Mathew Rammya, Weil Anna, Sleeman Katherine E, Bristowe Katherine, Shukla Praphull, Schiff Rebekah, Flanders Lucy, Leonard Pauline, Minton Ollie, Wakefield Dominique, St John Kimberley, Carey Irene
Wembley Park Drive Medical Centre and Islington GP Federation, Wembley, UK.
North London Hospice and Cicely Saunders Institute of Palliative Care, Policy & Rehabilitation, London, UK.
Future Healthc J. 2019 Jun;6(2):129-136. doi: 10.7861/futurehosp.6-2-129.

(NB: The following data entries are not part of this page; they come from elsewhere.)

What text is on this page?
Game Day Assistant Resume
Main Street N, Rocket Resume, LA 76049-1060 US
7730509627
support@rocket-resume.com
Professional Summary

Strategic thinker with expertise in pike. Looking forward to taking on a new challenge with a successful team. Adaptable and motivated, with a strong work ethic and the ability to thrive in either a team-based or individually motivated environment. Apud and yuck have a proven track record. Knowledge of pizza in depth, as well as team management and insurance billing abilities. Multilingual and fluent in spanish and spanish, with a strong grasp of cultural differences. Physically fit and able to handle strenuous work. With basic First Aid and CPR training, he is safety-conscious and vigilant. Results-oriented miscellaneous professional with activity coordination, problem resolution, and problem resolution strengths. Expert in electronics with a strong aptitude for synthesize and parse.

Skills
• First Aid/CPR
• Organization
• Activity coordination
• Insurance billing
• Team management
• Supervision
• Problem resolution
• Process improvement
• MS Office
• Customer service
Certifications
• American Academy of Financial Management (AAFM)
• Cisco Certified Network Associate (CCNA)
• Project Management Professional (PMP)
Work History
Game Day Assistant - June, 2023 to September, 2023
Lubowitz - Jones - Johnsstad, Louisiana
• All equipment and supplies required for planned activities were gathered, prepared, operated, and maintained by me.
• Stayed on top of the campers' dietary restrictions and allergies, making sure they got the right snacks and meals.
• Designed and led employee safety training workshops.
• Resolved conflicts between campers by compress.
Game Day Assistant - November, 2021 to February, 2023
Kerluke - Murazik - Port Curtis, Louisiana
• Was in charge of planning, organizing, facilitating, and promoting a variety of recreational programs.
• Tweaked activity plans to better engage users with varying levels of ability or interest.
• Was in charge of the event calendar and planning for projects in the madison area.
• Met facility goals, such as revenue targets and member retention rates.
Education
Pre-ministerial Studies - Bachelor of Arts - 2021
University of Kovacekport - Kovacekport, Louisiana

Junior doctors describe a need for greater support and training in end of life care (EoLC) communication skills. The Second Conversation project was designed by a multi-professional steering group as a workplace based training intervention for junior doctors to improve their skills and confidence in undertaking EoLC conversations. Qualitative interviews were carried out with 11 junior doctors and five senior doctors across two sites who took part in, or facilitated, a 'second conversation'. This is a three-step training intervention that involves 1) observation - the junior doctor observes an EoLC conversation between a senior doctor and patient/caregiver; 2) direct experience - the junior doctor undertakes a follow-up second conversation with the patient/caregiver; and 3) reflection - the junior doctor discusses and reflects on the experience with a senior colleague. Interviews were analysed using framework analysis and findings informed iterative changes to the intervention and its implementation using 'Plan, Do, Study, Act' cycles. Benefits that were identified included the flexibility of the intervention and its positive impact on the confidence and skills of junior doctors. The Second Conversation was felt to be of most value to newly qualified doctors and worked well on wards where length of stay was longer and EoLC conversations frequently happen. Further evaluation and exploration of patient and caregiver experiences is required.
初级医生表示,他们需要在临终关怀(EoLC)沟通技巧方面获得更多支持和培训。“第二次对话”项目由一个多专业指导小组设计,是一项针对初级医生的基于工作场所的培训干预措施,旨在提高他们进行临终关怀对话的技能和信心。对来自两个地点的11名初级医生和5名高级医生进行了定性访谈,他们参与或协助进行了一次“第二次对话”。这是一个分三步的培训干预措施,包括:1)观察——初级医生观察高级医生与患者/护理人员之间的临终关怀对话;2)直接体验——初级医生与患者/护理人员进行后续的第二次对话;3)反思——初级医生与一位资深同事讨论并反思这次经历。使用框架分析法对访谈进行了分析,研究结果为使用“计划、执行、研究、行动”循环对干预措施及其实施进行迭代改进提供了依据。确定的益处包括干预措施的灵活性及其对初级医生信心和技能的积极影响。“第二次对话”被认为对新获得资格的医生最有价值,在住院时间较长且经常进行临终关怀对话的病房中效果良好。需要对患者和护理人员的体验进行进一步评估和探索。